Starwood 1Q14 Earnings Call Notes

A digest of some of the top insights that I’ve gathered from this week’s earnings calls.  Full notes can be found here.

Mature markets continue to show steady improvement

“This year’s begun pretty much along the same trend line that we’ve been seeing since the end of the economic crisis. Across mature markets, namely North America, Japan and Europe, growth and demand showed a steady improvement on last year and from what we can see, conditions are set to stay along that same trajectory.”

Occupancy rates peak, late cycle dynamics at play, REVPAR growth through price increases

“Across North America, occupancies once again were pushed to record highs. At this point, you’d expect late-cycle market dynamics in North America with REVPAR growth predominantly coming through higher rates, which is generally what we’re seeing. Yet despite this, we’re still several years away from seeing any real increase in supply in most markets.”

High end supply especially tight

“At the upper end, new supply is especially scarce, so as long as the U.S. continues its even modest economic growth, it seems likely that high occupancy and rising rates are here to stay for a while.”

China stronger than expected

” in China. For this first time in over a year, performance was stronger than we expected…Our result was especially good in light of government austerity, not to mention a slight drop in inbound travel to China. We’ve also improved our profit margins despite rising costs.”

China will have challenges though

“We’ve maintained for some time that an economy as large and rapidly changing as China’s will see some fits and starts. And while we agree with our owner partners that the Chinese economy has many years left to grow, we also recognize that China will need to make significant structural changes along the way.

In the near term, we don’t have much visibility into where the business is headed as transient booking windows are short, and we also have fewer large customers from whom to get a general read on business, let alone a commitment to meetings and conventions with long lead times.

What we can see in China remains — that it remains a relatively low occupancy market. So it’s likely that our growth will be driven more by occupancy than rising rates. Wages have also been rising faster for some time now, so we’re adapting our staffing levels to maintain our margins.”

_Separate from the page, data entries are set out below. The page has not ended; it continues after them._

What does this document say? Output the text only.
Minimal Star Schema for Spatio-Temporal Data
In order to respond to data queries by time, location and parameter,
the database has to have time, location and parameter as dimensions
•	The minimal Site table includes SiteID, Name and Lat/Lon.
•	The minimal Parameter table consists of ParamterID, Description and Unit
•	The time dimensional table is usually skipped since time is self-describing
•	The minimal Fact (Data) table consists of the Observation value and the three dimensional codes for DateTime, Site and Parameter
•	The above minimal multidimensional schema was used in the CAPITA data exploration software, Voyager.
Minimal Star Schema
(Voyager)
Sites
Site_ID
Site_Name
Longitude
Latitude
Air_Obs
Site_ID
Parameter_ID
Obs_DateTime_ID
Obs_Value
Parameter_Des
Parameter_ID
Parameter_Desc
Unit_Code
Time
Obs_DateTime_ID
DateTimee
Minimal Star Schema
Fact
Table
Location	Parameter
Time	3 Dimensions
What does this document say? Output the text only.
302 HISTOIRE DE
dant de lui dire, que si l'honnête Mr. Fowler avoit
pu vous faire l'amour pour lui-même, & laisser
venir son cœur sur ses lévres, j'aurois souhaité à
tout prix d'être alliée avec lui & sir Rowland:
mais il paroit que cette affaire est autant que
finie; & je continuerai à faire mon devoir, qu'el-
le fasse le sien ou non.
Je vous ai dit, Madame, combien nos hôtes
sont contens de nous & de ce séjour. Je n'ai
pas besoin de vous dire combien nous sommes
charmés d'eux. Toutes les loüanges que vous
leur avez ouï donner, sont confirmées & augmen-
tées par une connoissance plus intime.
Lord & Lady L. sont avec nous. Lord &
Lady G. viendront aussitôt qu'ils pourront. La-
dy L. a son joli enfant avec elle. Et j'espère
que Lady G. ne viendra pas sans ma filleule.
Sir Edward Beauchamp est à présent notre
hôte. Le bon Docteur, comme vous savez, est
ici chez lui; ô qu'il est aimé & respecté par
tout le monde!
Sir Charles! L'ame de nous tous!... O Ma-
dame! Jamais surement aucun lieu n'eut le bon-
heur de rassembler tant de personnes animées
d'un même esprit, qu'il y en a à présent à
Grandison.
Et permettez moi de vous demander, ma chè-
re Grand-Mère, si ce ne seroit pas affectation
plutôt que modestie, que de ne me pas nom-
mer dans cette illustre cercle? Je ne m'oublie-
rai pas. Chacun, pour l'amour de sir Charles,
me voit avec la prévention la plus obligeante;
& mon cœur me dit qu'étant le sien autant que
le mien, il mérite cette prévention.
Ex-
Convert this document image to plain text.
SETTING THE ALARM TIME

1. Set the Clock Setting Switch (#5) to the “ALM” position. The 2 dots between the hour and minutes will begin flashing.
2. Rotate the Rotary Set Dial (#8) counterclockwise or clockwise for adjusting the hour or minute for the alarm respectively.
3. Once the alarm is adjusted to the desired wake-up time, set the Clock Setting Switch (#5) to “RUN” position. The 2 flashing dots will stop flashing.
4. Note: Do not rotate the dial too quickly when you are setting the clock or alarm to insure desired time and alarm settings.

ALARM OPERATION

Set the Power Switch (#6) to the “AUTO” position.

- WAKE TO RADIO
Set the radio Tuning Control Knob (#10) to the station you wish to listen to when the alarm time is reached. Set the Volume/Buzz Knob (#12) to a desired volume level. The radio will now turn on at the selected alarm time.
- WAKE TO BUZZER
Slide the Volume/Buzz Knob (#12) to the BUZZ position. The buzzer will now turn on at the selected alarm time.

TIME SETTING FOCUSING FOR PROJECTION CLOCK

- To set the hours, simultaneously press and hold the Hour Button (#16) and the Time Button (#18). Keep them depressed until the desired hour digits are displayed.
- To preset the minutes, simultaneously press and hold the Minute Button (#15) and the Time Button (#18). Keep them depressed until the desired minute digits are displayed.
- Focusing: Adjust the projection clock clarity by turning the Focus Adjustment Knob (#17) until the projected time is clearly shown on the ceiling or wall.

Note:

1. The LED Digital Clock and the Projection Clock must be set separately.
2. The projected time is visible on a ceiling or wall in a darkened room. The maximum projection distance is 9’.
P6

Tighter liquidity has tempered the pace of real estate development in China

“On the development front, our view is the tighter liquidity has tempered the pace of real estate development. Many of our new hotels are slated for Tier 2 and Tier 3 markets and are part of mixed-use developments. As a result, the time it takes between signing and opening new hotels has become longer.”

Make your customers happy

“our business model is to make global guests happy so we can deliver great returns to our owners.”

Sheraton going to some obscure cities

“Looking at Sheraton’s pipeline, nearly 1/3 of the hotel’s — of the brand’s new hotels will be in markets where we don’t yet have — that don’t yet have a high-end hotel. These are cities like Aktobe in Kazakhstan, Nouakchott in Mauritania, Erbil in Kurdistan. Around the world, we estimate, in fact, that there are about 200 cities that could support one or more Sheratons that don’t yet have one, and there’s, of course, great potential for the rest of our brands as well.”

Trying to sell hotels as fast as they can

“Moving on to asset sales. We continue to believe the market for hotel sales is becoming deeper with a larger pool of buyers and more buyers looking for portfolio deals. We have a significant number of assets on the market in North America, Europe and Asia. Our intention is to get transactions completed on acceptable terms as fast as we can.”

The growth in Airbnb is a real thing

“Yes. Look, I think that the growth in Airbnb is a real phenomenon. I think the perspective that anything that reflects on more healthy demand for travel and encouraging people to get out, just like discount airlines as well, is generally a good thing for travel, not the other way around.”

Private equity driving demand for hotels

“in the U.S. the buyer base is institutional. And what we’re seeing in the U.S., as we said on our last call is for the past several years, we were only able to sell hotels in ones and twos because the primary buyer was public REITs who would buy a hotel, issue some stock and then come back for another hotel. What we’re seeing now, of course, is much more private equity money and, therefore, a greater interest in portfolio sales.”